The Government also created massive uncertainty in the wider economy. The truth is that there is no absolute shortage of money that could be used to rebuild the British economy. The cash balances of giant companies are huge, but they will not invest, because there is so little business confidence in Britain as a place for investment.

The responsibility for that goes much wider than the Government, because Conservative and Liberal Democrat Back Benchers have spent three years creating uncertainty about wind power, nuclear power, HS2 and the future of airports policy. For everywhere that business might look to invest in this country, Conservative and Liberal Democrat MPs have, for the narrowest of marginal constituency political interests, conspired to create the maximum business uncertainty. It is therefore unfair to blame all the uncertainty on the Chancellor’s misguided policies. Much of it comes from a misunderstanding by Conservatives and Liberal Democrats of what needs to be done—long-term investment and long-term certainty in Government policy to create investment.

For example, such uncertainty is why investment in renewable energy—the Chancellor mentioned green investment—halved between 2009 and 2011. That is a conscious, clear effect of chaos in Government policy and the narrow interests of Conservatives and Liberal Democrat Back Benchers. For all those reasons, unnecessary damage has been done to investment in our economy.

Caroline Lucas (Brighton, Pavilion) (Green):Will the right hon. Gentleman give way?

Mr Denham:

I will not give way because my speech is time limited—I would give way if I had more time.

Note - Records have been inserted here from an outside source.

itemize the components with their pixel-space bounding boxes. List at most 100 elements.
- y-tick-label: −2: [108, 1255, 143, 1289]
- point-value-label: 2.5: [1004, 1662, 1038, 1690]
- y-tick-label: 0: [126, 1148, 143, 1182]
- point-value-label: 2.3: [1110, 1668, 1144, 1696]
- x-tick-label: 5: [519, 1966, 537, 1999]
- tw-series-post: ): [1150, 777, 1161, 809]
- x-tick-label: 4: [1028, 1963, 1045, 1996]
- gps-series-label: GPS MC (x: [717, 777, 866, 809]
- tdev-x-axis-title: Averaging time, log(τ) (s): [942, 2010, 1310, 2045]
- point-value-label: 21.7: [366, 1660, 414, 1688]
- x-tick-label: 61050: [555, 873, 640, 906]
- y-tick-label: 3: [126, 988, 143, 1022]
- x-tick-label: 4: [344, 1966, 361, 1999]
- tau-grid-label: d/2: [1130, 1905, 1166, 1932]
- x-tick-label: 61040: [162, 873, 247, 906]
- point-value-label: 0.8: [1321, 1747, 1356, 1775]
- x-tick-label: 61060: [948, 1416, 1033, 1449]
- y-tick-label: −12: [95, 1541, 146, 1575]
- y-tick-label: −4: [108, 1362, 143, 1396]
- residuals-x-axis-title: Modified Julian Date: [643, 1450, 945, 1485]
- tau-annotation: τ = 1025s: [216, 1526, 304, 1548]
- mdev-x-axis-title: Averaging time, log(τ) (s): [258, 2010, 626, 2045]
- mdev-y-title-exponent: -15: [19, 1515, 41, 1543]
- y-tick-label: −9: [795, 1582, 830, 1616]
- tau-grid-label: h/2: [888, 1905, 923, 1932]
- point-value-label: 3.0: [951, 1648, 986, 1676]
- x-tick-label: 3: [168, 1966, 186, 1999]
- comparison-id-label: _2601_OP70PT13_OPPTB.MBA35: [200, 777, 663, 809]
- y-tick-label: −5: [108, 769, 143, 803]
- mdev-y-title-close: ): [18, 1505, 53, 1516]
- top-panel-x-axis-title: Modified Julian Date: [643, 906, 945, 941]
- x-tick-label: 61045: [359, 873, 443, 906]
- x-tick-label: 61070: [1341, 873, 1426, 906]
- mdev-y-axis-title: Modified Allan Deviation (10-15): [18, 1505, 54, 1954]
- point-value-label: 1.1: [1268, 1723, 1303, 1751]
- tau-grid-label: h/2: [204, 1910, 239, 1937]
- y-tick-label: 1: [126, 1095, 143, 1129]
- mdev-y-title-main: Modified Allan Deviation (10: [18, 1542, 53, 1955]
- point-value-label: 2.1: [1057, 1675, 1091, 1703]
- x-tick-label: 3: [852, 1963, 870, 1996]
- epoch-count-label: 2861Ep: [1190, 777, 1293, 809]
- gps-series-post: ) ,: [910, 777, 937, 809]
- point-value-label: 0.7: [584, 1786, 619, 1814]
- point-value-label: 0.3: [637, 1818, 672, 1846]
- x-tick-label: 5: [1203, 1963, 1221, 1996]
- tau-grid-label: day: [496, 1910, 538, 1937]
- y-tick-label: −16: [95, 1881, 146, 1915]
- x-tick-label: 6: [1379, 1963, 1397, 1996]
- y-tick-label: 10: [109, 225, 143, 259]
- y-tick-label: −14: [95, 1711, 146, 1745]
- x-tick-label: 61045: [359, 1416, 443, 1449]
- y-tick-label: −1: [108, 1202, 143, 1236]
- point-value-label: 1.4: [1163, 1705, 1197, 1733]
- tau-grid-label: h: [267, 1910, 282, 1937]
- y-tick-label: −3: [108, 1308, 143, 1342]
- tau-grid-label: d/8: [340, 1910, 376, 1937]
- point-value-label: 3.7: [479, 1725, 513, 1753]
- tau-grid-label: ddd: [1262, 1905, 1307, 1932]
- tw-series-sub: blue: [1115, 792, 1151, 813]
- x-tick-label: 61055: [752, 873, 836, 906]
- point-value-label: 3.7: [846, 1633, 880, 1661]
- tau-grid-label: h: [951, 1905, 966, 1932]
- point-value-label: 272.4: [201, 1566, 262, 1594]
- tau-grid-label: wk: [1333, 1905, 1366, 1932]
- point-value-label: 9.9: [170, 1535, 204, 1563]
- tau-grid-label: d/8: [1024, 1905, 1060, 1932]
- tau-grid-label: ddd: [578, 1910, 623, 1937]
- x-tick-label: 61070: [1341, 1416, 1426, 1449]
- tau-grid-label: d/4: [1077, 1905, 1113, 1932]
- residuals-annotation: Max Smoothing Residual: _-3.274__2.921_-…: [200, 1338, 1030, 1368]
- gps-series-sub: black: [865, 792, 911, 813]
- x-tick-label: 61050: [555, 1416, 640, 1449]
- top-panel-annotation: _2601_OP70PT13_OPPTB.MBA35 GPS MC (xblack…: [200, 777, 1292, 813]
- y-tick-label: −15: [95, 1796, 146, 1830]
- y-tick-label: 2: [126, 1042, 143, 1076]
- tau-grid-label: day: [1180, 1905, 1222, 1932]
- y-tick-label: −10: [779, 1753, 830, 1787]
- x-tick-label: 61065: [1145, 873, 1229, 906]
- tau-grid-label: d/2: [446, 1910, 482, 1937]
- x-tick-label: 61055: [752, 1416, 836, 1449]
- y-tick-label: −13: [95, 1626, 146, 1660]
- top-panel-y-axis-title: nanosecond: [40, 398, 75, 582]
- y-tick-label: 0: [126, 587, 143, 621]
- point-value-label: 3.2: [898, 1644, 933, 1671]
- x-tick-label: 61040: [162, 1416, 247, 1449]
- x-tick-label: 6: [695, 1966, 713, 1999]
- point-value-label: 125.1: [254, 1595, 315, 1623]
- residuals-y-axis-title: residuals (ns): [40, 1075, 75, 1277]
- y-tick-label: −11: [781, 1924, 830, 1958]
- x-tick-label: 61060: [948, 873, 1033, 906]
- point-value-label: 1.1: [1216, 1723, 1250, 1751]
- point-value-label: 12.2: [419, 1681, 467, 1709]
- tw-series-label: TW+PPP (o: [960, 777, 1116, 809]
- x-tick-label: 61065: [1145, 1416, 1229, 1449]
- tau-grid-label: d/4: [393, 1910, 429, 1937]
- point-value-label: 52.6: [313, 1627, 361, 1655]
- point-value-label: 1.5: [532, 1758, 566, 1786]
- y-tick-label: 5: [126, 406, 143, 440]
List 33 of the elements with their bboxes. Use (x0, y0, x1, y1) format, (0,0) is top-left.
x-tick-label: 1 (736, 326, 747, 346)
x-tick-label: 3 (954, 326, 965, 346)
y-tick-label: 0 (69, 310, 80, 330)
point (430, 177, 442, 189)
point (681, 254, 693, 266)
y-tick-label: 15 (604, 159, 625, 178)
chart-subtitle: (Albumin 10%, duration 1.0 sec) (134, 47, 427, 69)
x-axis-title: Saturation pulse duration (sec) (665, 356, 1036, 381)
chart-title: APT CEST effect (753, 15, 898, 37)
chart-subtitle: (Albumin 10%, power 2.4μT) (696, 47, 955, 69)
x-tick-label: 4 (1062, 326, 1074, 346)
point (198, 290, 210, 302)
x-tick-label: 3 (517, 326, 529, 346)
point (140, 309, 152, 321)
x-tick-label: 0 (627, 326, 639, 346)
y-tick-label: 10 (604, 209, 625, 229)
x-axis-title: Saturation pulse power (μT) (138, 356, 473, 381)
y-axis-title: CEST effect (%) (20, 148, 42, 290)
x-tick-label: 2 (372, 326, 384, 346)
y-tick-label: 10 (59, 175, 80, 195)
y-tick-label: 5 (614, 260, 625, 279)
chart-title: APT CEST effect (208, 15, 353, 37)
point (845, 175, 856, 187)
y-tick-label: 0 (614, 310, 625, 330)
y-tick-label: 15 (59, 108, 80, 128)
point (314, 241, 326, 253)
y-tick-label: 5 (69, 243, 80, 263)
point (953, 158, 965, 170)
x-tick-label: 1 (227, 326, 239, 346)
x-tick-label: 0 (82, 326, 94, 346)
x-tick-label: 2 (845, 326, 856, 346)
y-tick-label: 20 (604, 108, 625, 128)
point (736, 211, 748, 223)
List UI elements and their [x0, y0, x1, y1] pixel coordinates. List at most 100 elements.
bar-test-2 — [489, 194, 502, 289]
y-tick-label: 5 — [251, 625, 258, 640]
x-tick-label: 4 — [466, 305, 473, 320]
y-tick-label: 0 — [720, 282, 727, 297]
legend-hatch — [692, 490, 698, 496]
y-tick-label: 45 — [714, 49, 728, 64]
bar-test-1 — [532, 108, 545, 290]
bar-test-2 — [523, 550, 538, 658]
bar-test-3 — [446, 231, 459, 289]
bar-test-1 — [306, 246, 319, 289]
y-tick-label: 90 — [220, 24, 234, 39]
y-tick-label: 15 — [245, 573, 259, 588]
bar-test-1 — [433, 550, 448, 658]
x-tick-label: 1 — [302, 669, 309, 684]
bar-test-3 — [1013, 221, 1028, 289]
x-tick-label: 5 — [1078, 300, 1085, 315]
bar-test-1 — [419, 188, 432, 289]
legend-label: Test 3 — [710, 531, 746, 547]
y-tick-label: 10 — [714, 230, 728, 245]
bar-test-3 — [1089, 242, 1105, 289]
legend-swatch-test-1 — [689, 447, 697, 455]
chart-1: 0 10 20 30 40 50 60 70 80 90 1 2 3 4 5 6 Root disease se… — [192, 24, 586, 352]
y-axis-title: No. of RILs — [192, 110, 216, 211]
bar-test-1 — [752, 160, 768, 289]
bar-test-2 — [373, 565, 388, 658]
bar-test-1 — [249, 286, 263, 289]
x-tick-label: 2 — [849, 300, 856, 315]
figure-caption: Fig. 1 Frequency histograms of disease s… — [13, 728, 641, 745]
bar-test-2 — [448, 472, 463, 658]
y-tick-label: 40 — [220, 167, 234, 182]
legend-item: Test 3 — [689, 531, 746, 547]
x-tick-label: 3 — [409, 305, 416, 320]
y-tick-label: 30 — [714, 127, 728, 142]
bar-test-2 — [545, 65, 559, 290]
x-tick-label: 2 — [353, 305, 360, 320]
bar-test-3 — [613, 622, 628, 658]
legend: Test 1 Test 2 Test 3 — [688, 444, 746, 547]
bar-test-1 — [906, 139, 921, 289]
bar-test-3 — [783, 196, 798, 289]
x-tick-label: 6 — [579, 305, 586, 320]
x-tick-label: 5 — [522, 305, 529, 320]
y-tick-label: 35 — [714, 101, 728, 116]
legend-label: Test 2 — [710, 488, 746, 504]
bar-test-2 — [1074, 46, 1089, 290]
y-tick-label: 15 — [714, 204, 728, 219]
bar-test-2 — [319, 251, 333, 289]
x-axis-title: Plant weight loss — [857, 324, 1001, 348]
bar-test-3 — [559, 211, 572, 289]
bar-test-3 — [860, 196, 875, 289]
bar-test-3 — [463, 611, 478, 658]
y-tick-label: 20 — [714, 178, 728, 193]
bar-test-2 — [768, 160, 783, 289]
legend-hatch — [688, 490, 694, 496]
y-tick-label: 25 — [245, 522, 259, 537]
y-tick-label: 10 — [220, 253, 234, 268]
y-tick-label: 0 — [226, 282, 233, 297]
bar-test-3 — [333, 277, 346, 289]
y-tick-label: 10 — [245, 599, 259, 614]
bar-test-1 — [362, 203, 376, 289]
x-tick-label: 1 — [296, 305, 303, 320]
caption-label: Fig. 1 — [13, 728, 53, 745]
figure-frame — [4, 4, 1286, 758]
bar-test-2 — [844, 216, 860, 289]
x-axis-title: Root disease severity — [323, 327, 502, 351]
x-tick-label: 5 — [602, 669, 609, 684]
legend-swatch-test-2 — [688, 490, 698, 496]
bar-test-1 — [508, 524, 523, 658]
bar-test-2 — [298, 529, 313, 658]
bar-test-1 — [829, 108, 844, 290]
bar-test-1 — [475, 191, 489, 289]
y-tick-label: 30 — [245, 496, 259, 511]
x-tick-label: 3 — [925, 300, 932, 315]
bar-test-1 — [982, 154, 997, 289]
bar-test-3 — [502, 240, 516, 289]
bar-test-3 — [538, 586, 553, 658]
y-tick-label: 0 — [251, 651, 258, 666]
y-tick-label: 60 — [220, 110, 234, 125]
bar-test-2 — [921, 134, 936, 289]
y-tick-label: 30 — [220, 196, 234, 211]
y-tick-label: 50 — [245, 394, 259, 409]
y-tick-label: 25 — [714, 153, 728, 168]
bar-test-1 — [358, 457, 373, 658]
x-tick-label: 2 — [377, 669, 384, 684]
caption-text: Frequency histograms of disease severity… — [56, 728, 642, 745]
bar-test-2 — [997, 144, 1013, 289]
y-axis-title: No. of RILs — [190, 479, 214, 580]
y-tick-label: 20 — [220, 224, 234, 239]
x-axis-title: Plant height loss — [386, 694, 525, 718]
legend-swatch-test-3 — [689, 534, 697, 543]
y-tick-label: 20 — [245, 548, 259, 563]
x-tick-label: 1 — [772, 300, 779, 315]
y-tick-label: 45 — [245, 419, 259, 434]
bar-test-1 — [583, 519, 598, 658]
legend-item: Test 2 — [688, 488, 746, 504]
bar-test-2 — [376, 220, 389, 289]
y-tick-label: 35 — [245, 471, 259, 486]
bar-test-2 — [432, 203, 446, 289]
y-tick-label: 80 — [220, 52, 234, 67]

The Chancellor did not mention a number of things in his speech. For example, he did not mention the march of the makers. Whatever happened to that and our desire to build up an advanced manufacturing industry to lead the way in exports? Perhaps the march of the makers was in an early draft of the Budget speech, but last month’s worst industrial output figures for 20 years probably put paid to the idea of mentioning it today.

There are areas of success—the Government have wisely continued the Labour Government’s policies for the motor industry and reaped the rewards for the country as a whole—but, in too many areas, there has been no coherent policy. In my part of the country, the leisure boat industry, including well known global companies such as Sunseeker and Oyster Yachts and many smaller manufacturers, is a small but world-leading industry. To foster such an industry, we need coherence in Government policy, but what do we find? We find that the banks are not lending coherently as they once did to businesses in the luxury yacht and leisure boat industry; that it is hard for dealers to get finance to trade up and down in the second-hand vessels that need to be sold; and that the Home Office makes it impossible for wealthy buyers from Russia, China or elsewhere to get into the country to see the boats on sale at our boat shows. There is a complete lack of interest in vast parts of the Government in successful strategies to promote successful parts of the economy.

My final point is to agree broadly with the Chancellor on one point. He said that

“unless we fire up the aspirations of the British people…we are going to be out-smarted, out-competed and out-performed by others in the world who are prepared to work harder for success than we are.”

I agree with him in this sense: a country in a disastrous economic position such as ours will recover only if there is a shared patriotic commitment to rebuilding our country, and a shared case in which everybody in the country feels that they have a stake and a role, and that they will benefit from success. That is why the millionaires’ tax cut and other divisive policies that have been pursued against the poorest in our country are so damaging. Those policies are not only socially unfair and morally reprehensible, but because they divide our country and make it clear that there is no common cause and nothing to be gained from pulling together, they undermine the effort needed to build a one nation economy that genuinely works for all people in this country.

That is the problem once again. The political rhetoric cannot be faulted, but the policies needed are entirely missing.